Шрифт:
Интервал:
Закладка:
Это была красотка редкого типа. Тоненькая, как шнурок, дочь двухметрового папы-художника. Не современного телосложения, но телосложения девушек двадцатых годов. Она годилась в заглавные актрисы какого-нибудь фильма по Скотту Фицджеральду. Чарльстонила бы и фокстротила, как дьявол, по мотивам романа «Ночь нежна» либо «Грейт Гэтсби». Метр семьдесят семь, узенькие бедрышки подростка, очаровательные при этом сиськи дыньками, вздернутая верхняя губка, яркие глазки и бровки, редкой нежности кожа, две третьих тела — ножки. Я был влюблен в нее без памяти…

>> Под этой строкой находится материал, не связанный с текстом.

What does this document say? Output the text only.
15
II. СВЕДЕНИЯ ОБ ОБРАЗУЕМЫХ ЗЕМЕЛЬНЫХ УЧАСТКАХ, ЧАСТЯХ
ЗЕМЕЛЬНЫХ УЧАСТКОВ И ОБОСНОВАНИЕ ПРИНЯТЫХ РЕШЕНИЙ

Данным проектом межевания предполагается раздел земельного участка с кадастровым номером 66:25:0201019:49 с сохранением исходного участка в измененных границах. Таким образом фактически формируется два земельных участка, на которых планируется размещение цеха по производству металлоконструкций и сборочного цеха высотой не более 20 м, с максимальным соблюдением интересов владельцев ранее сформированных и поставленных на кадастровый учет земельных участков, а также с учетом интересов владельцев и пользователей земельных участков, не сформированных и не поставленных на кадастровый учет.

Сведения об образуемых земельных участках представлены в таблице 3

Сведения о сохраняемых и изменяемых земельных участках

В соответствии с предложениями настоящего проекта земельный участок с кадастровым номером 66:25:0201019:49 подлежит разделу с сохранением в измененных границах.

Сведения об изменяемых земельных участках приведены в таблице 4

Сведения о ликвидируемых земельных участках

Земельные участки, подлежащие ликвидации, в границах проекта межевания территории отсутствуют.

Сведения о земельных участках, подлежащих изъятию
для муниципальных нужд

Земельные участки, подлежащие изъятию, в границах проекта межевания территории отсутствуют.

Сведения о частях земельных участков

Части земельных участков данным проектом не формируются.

А скоро выпадет снег и ляжет на ее могилку… Если бы она была осторожнее, она бы еще жила.
Познакомились мы с ней в самом конце лета 1995-го. В июле произошел разрыв мой с Натальей Медведевой, и я, признаюсь, что жестоко страдая, стал искать себе подругу жизни. В поисках подруги куда меня только не заносило! Так, я одно время почти каждую ночь отправлялся в клуб «Эрмитаж» на Каретном, тогда клуб принадлежал Светке Виккерс, подруге моего старинного приятеля фотографа Бородулина. Как экзотический персонаж, я получил право на бесплатную текилу в этом клубе, на немые фильмы в баре, на розовые таблетки «экстази» тоже, каюсь, впрочем, иногда. Какое-то количество ночей подряд в «Эрмитаж» приходил в одно время со мной и БГ, Борис Гребенщиков. В полупьяном виде, помню, мы подписывали фанатам их футболки и разговаривали больше всего о Курехине, БГ интересовало: «Почему он с вами?»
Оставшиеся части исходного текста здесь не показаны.